When I came to California, I knew I was going to be a writer. I thought it would television or movies. And I did a little of that. But I fell into advertising. And I fell under the spell of Lee Clow. I had seen him speak at some seminar and knew I wanted to work for him at Chiat/Day.

It only took me 10 years to make that happen.

So when it did, I vowed to make the most of it. I bought into the creedo. I made it my mission (minus the whole late nights and weekend crap, I'm going home to watch Jeopardy.) And I made it my goal to do the kind of work Lee loved.

There were hits and quite a few misses. But not long ago I got a call from Lee's assistant Kristen. She said he wanted me to come in and work on a pet project for him. He specifically asked for me.

Kristen added, "Lee said get Rich on this.
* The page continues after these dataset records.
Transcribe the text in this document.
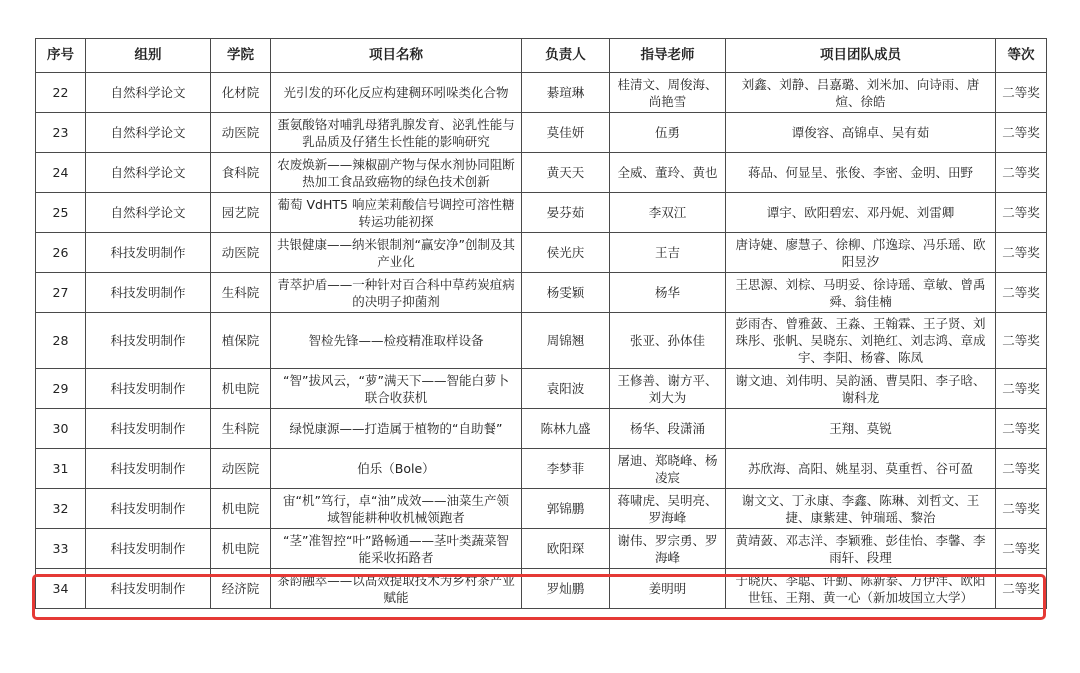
序号	组别	学院	项目名称	负责人	指导老师	项目团队成员	等次
22	自然科学论文	化材院	光引发的环化反应构建稠环吲哚类化合物	綦瑄琳	桂清文、周俊海、尚艳雪	刘鑫、刘静、吕嘉璐、刘米加、向诗雨、唐煊、徐皓	二等奖
23	自然科学论文	动医院	蛋氨酸铬对哺乳母猪乳腺发育、泌乳性能与乳品质及仔猪生长性能的影响研究	莫佳妍	伍勇	谭俊容、高锦卓、吴有茹	二等奖
24	自然科学论文	食科院	农废焕新——辣椒副产物与保水剂协同阻断热加工食品致癌物的绿色技术创新	黄天天	全威、董玲、黄也	蒋品、何显呈、张俊、李密、金明、田野	二等奖
25	自然科学论文	园艺院	葡萄 VdHT5 响应茉莉酸信号调控可溶性糖转运功能初探	晏芬茹	李双江	谭宇、欧阳碧宏、邓丹妮、刘雷卿	二等奖
26	科技发明制作	动医院	共银健康——纳米银制剂“赢安净”创制及其产业化	侯光庆	王吉	唐诗婕、廖慧子、徐柳、邝逸琮、冯乐瑶、欧阳昱汐	二等奖
27	科技发明制作	生科院	青萃护盾——一种针对百合科中草药炭疽病的决明子抑菌剂	杨雯颖	杨华	王思源、刘棕、马明妥、徐诗瑶、章敏、曾禹舜、翁佳楠	二等奖
28	科技发明制作	植保院	智检先锋——检疫精准取样设备	周锦翘	张亚、孙体佳	彭雨杏、曾雅蔹、王淼、王翰霖、王子贤、刘珠彤、张帆、吴晓东、刘艳红、刘志鸿、章成宇、李阳、杨睿、陈凤	二等奖
29	科技发明制作	机电院	“智”拔风云，“萝”满天下——智能白萝卜联合收获机	袁阳波	王修善、谢方平、刘大为	谢文迪、刘伟明、吴韵涵、曹昊阳、李子晗、谢科龙	二等奖
30	科技发明制作	生科院	绿悦康源——打造属于植物的“自助餐”	陈林九盛	杨华、段潇涌	王翔、莫锐	二等奖
31	科技发明制作	动医院	伯乐（Bole）	李梦菲	屠迪、郑晓峰、杨凌宸	苏欣海、高阳、姚星羽、莫重哲、谷可盈	二等奖
32	科技发明制作	机电院	宙“机”笃行，卓“油”成效——油菜生产领域智能耕种收机械领跑者	郭锦鹏	蒋啸虎、吴明亮、罗海峰	谢文文、丁永康、李鑫、陈琳、刘哲文、王捷、康紫建、钟瑞瑶、黎治	二等奖
33	科技发明制作	机电院	“茎”准智控“叶”路畅通——茎叶类蔬菜智能采收拓路者	欧阳琛	谢伟、罗宗勇、罗海峰	黄靖蔹、邓志洋、李颖雅、彭佳怡、李馨、李雨轩、段理	二等奖
34	科技发明制作	经济院	茶韵融萃——以高效提取技术为乡村茶产业赋能	罗灿鹏	姜明明	于晓庆、李聪、许勤、陈新泰、万伊洋、欧阳世钰、王翔、黄一心（新加坡国立大学）	二等奖
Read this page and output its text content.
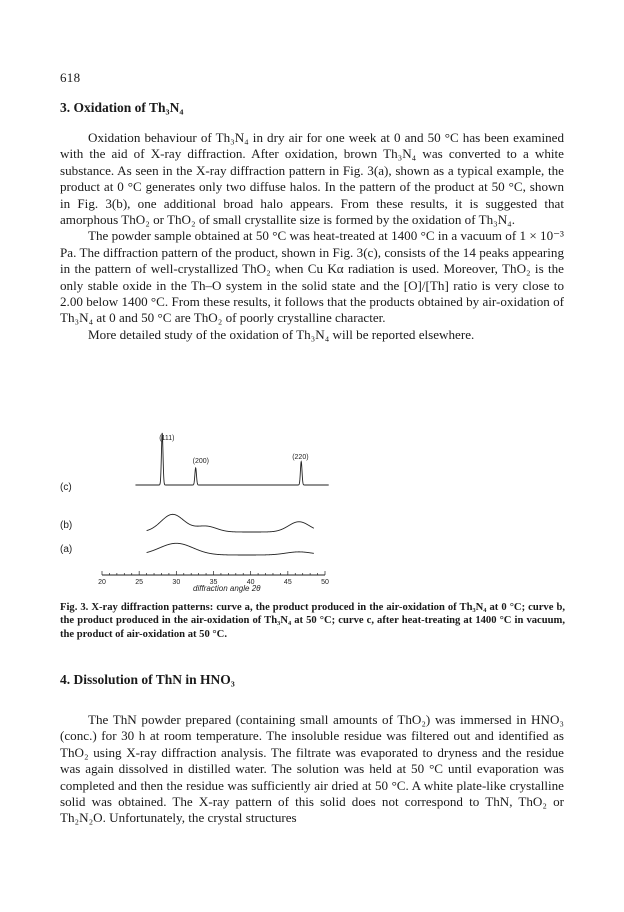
618
3. Oxidation of Th₃N₄

Oxidation behaviour of Th₃N₄ in dry air for one week at 0 and 50 °C has been examined with the aid of X-ray diffraction. After oxidation, brown Th₃N₄ was converted to a white substance. As seen in the X-ray diffraction pattern in Fig. 3(a), shown as a typical example, the product at 0 °C generates only two diffuse halos. In the pattern of the product at 50 °C, shown in Fig. 3(b), one additional broad halo appears. From these results, it is suggested that amorphous ThO₂ or ThO₂ of small crystallite size is formed by the oxidation of Th₃N₄.

The powder sample obtained at 50 °C was heat-treated at 1400 °C in a vacuum of 1 × 10⁻³ Pa. The diffraction pattern of the product, shown in Fig. 3(c), consists of the 14 peaks appearing in the pattern of well-crystallized ThO₂ when Cu Kα radiation is used. Moreover, ThO₂ is the only stable oxide in the Th–O system in the solid state and the [O]/[Th] ratio is very close to 2.00 below 1400 °C. From these results, it follows that the products obtained by air-oxidation of Th₃N₄ at 0 and 50 °C are ThO₂ of poorly crystalline character.

More detailed study of the oxidation of Th₃N₄ will be reported elsewhere.

(c)
(b)
(a)
(111)
(200)
(220)
20	25	30	35	40	45	50
diffraction angle 2θ
Fig. 3. X-ray diffraction patterns: curve a, the product produced in the air-oxidation of Th₃N₄ at 0 °C; curve b, the product produced in the air-oxidation of Th₃N₄ at 50 °C; curve c, after heat-treating at 1400 °C in vacuum, the product of air-oxidation at 50 °C.
4. Dissolution of ThN in HNO₃

The ThN powder prepared (containing small amounts of ThO₂) was immersed in HNO₃ (conc.) for 30 h at room temperature. The insoluble residue was filtered out and identified as ThO₂ using X-ray diffraction analysis. The filtrate was evaporated to dryness and the residue was again dissolved in distilled water. The solution was held at 50 °C until evaporation was completed and then the residue was sufficiently air dried at 50 °C. A white plate-like crystalline solid was obtained. The X-ray pattern of this solid does not correspond to ThN, ThO₂ or Th₂N₂O. Unfortunately, the crystal structures
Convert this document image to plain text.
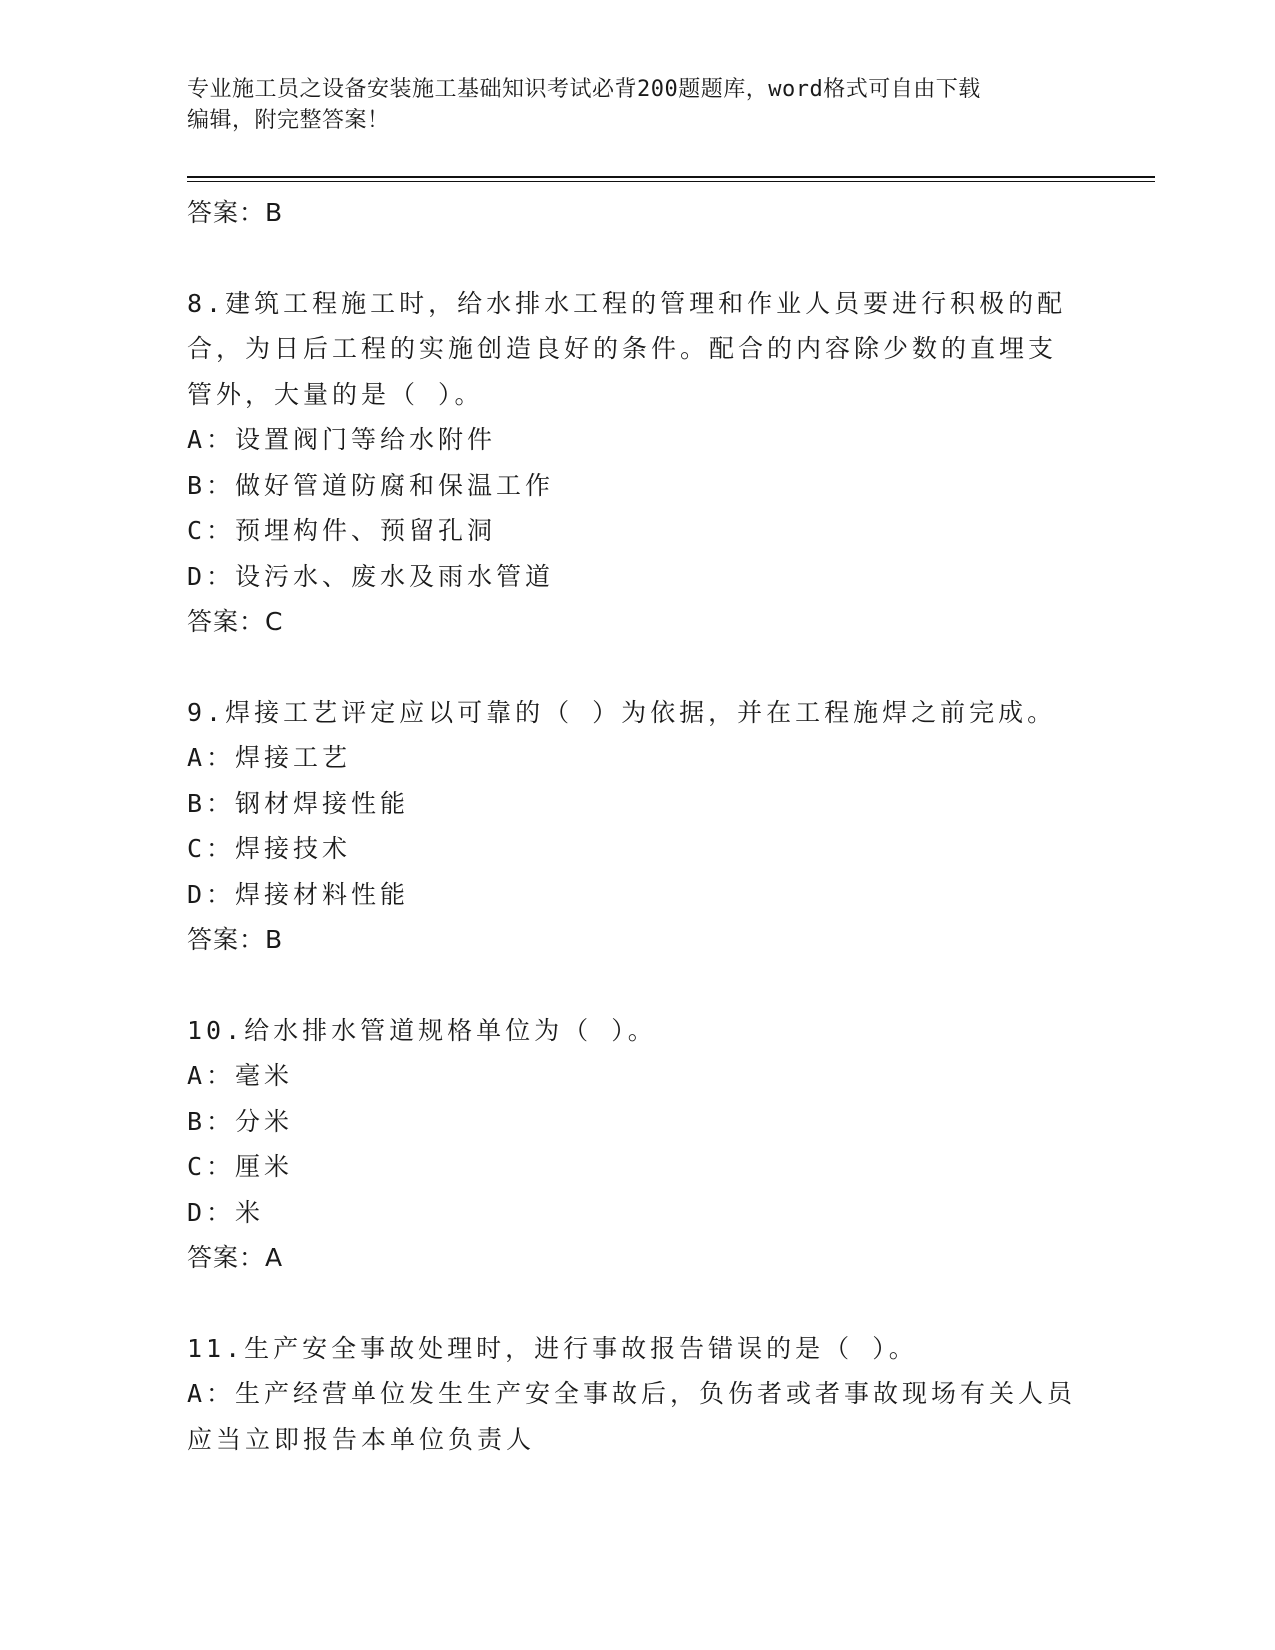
专业施工员之设备安装施工基础知识考试必背200题题库，word格式可自由下载
编辑，附完整答案！
答案：B
8.建筑工程施工时，给水排水工程的管理和作业人员要进行积极的配
合，为日后工程的实施创造良好的条件。配合的内容除少数的直埋支
管外，大量的是（ ）。
A：设置阀门等给水附件
B：做好管道防腐和保温工作
C：预埋构件、预留孔洞
D：设污水、废水及雨水管道
答案：C
9.焊接工艺评定应以可靠的（ ）为依据，并在工程施焊之前完成。
A：焊接工艺
B：钢材焊接性能
C：焊接技术
D：焊接材料性能
答案：B
10.给水排水管道规格单位为（ ）。
A：毫米
B：分米
C：厘米
D：米
答案：A
11.生产安全事故处理时，进行事故报告错误的是（ ）。
A：生产经营单位发生生产安全事故后，负伤者或者事故现场有关人员
应当立即报告本单位负责人
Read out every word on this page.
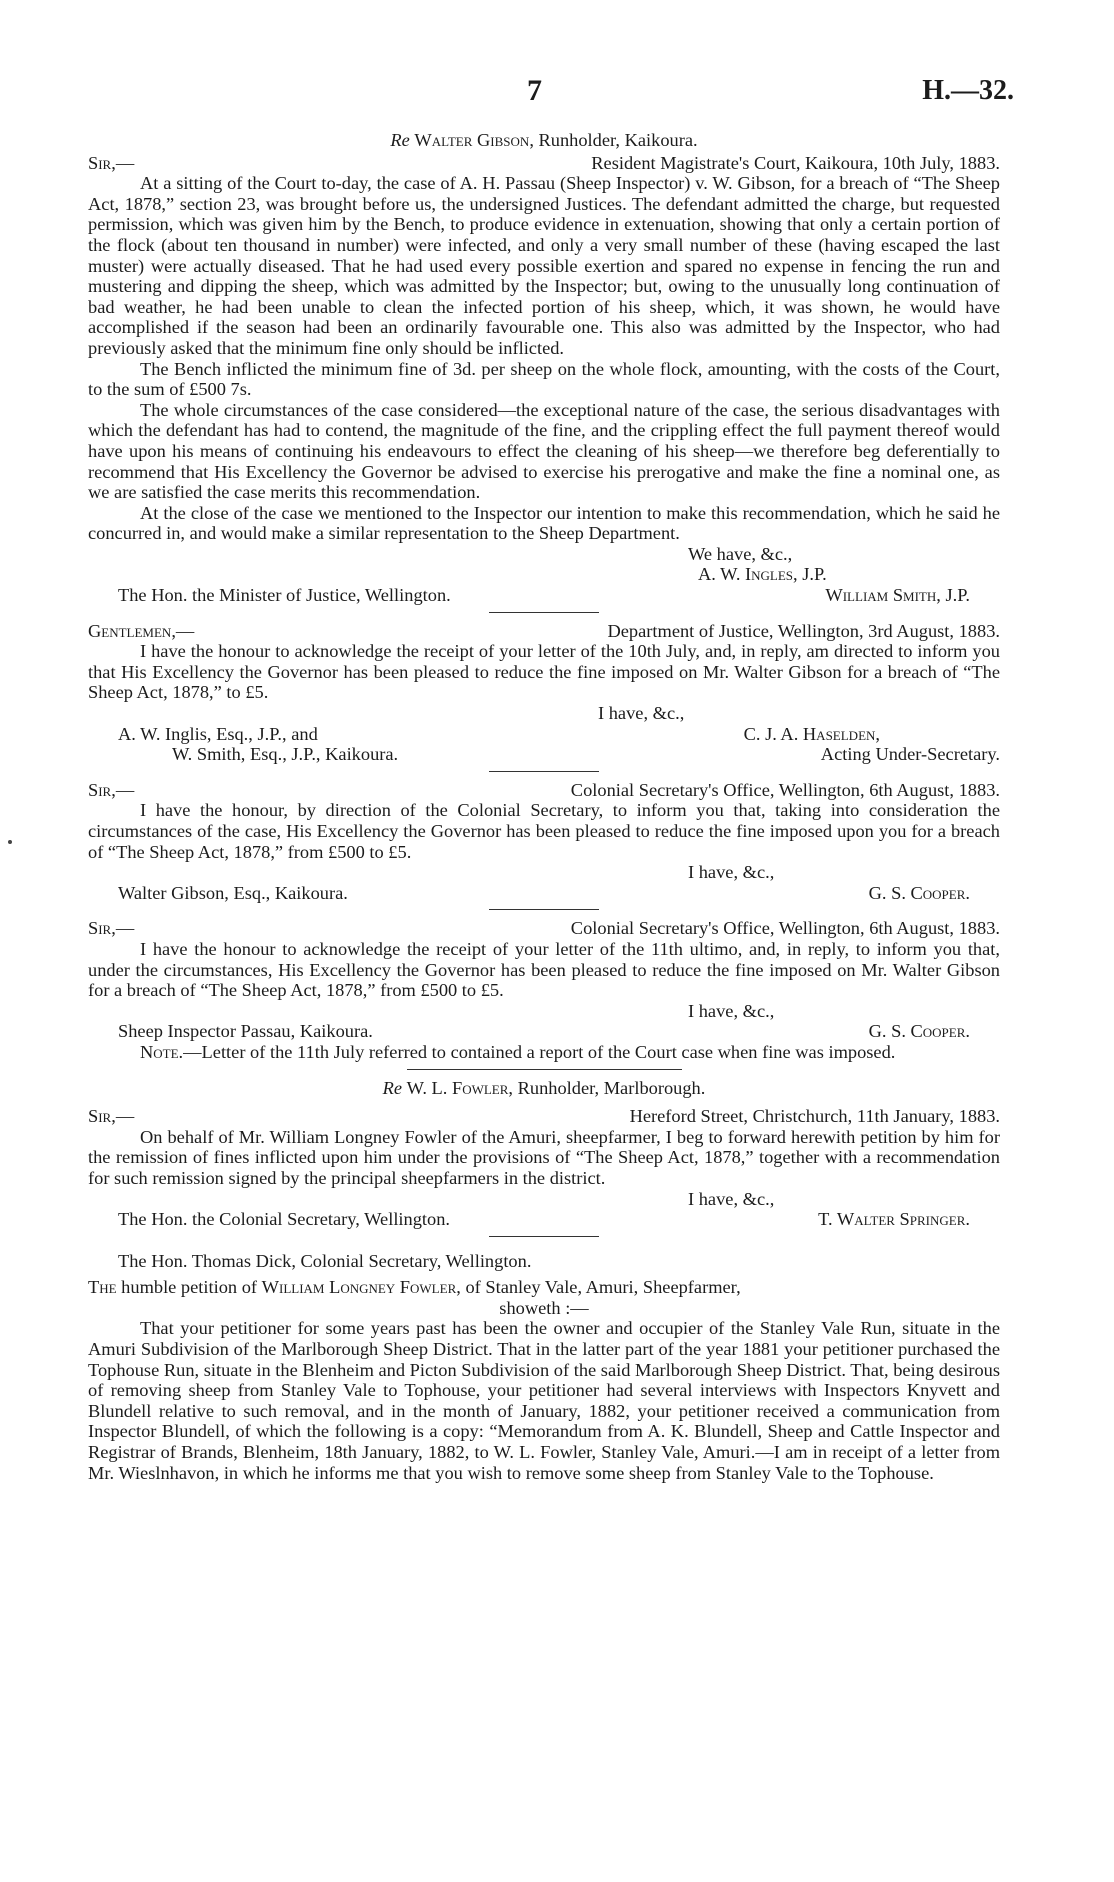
7	H.—32.
Re Walter Gibson, Runholder, Kaikoura.
Sir,—	Resident Magistrate's Court, Kaikoura, 10th July, 1883.
At a sitting of the Court to-day, the case of A. H. Passau (Sheep Inspector) v. W. Gibson, for a breach of “The Sheep Act, 1878,” section 23, was brought before us, the undersigned Justices. The defendant admitted the charge, but requested permission, which was given him by the Bench, to produce evidence in extenuation, showing that only a certain portion of the flock (about ten thousand in number) were infected, and only a very small number of these (having escaped the last muster) were actually diseased. That he had used every possible exertion and spared no expense in fencing the run and mustering and dipping the sheep, which was admitted by the Inspector; but, owing to the unusually long continuation of bad weather, he had been unable to clean the infected portion of his sheep, which, it was shown, he would have accomplished if the season had been an ordinarily favourable one. This also was admitted by the Inspector, who had previously asked that the minimum fine only should be inflicted.
The Bench inflicted the minimum fine of 3d. per sheep on the whole flock, amounting, with the costs of the Court, to the sum of £500 7s.
The whole circumstances of the case considered—the exceptional nature of the case, the serious disadvantages with which the defendant has had to contend, the magnitude of the fine, and the crippling effect the full payment thereof would have upon his means of continuing his endeavours to effect the cleaning of his sheep—we therefore beg deferentially to recommend that His Excellency the Governor be advised to exercise his prerogative and make the fine a nominal one, as we are satisfied the case merits this recommendation.
At the close of the case we mentioned to the Inspector our intention to make this recommendation, which he said he concurred in, and would make a similar representation to the Sheep Department.
We have, &c.,
A. W. Ingles, J.P.
The Hon. the Minister of Justice, Wellington.	William Smith, J.P.
Gentlemen,—	Department of Justice, Wellington, 3rd August, 1883.
I have the honour to acknowledge the receipt of your letter of the 10th July, and, in reply, am directed to inform you that His Excellency the Governor has been pleased to reduce the fine imposed on Mr. Walter Gibson for a breach of “The Sheep Act, 1878,” to £5.
I have, &c.,
A. W. Inglis, Esq., J.P., and	C. J. A. Haselden,
W. Smith, Esq., J.P., Kaikoura.	Acting Under-Secretary.
Sir,—	Colonial Secretary's Office, Wellington, 6th August, 1883.
I have the honour, by direction of the Colonial Secretary, to inform you that, taking into consideration the circumstances of the case, His Excellency the Governor has been pleased to reduce the fine imposed upon you for a breach of “The Sheep Act, 1878,” from £500 to £5.
I have, &c.,
Walter Gibson, Esq., Kaikoura.	G. S. Cooper.
Sir,—	Colonial Secretary's Office, Wellington, 6th August, 1883.
I have the honour to acknowledge the receipt of your letter of the 11th ultimo, and, in reply, to inform you that, under the circumstances, His Excellency the Governor has been pleased to reduce the fine imposed on Mr. Walter Gibson for a breach of “The Sheep Act, 1878,” from £500 to £5.
I have, &c.,
Sheep Inspector Passau, Kaikoura.	G. S. Cooper.
Note.—Letter of the 11th July referred to contained a report of the Court case when fine was imposed.
Re W. L. Fowler, Runholder, Marlborough.
Sir,—	Hereford Street, Christchurch, 11th January, 1883.
On behalf of Mr. William Longney Fowler of the Amuri, sheepfarmer, I beg to forward herewith petition by him for the remission of fines inflicted upon him under the provisions of “The Sheep Act, 1878,” together with a recommendation for such remission signed by the principal sheepfarmers in the district.
I have, &c.,
The Hon. the Colonial Secretary, Wellington.	T. Walter Springer.
The Hon. Thomas Dick, Colonial Secretary, Wellington.
The humble petition of William Longney Fowler, of Stanley Vale, Amuri, Sheepfarmer,
showeth :—
That your petitioner for some years past has been the owner and occupier of the Stanley Vale Run, situate in the Amuri Subdivision of the Marlborough Sheep District. That in the latter part of the year 1881 your petitioner purchased the Tophouse Run, situate in the Blenheim and Picton Subdivision of the said Marlborough Sheep District. That, being desirous of removing sheep from Stanley Vale to Tophouse, your petitioner had several interviews with Inspectors Knyvett and Blundell relative to such removal, and in the month of January, 1882, your petitioner received a communication from Inspector Blundell, of which the following is a copy: “Memorandum from A. K. Blundell, Sheep and Cattle Inspector and Registrar of Brands, Blenheim, 18th January, 1882, to W. L. Fowler, Stanley Vale, Amuri.—I am in receipt of a letter from Mr. Wieslnhavon, in which he informs me that you wish to remove some sheep from Stanley Vale to the Tophouse.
He always makes me laugh."

I'll take that.

Although it would've been so much funnier if he had called me Brian.


Cameron Day (Cam#1 of Two-headed Cam) said...

You in an ill-fitting suit. So sorry I missed it. Good read, per usual. And just for the record, the ABC outdoor is right up there with The Economist in my books for best writing ever. I remember how jealous I was when Heppinstall wrote the Derweinerschniztel outdoor board, "Vegetarians Can Eat The Bun". When Belefant wrote the, "You're passing what no one in Baja could." ooh for Nissan. When Stenton wrote, "In Germany, there are No Getaway Cars. for Porsche. I feel the same way about damn near everything you write, but hospital room all-type for ABC, that one killed me. So, so smart. I didn't speak to you for years after that one. Thanks for doing what you do.

Rich Siegel said...

Thanks for the kind words. At the risk of popping your balloon, the hospital line came from Raymond Hwang or Michael Collado. But I wrote many of the others. And approved the ones that made it out the door. In any case, very kind of you. thanks.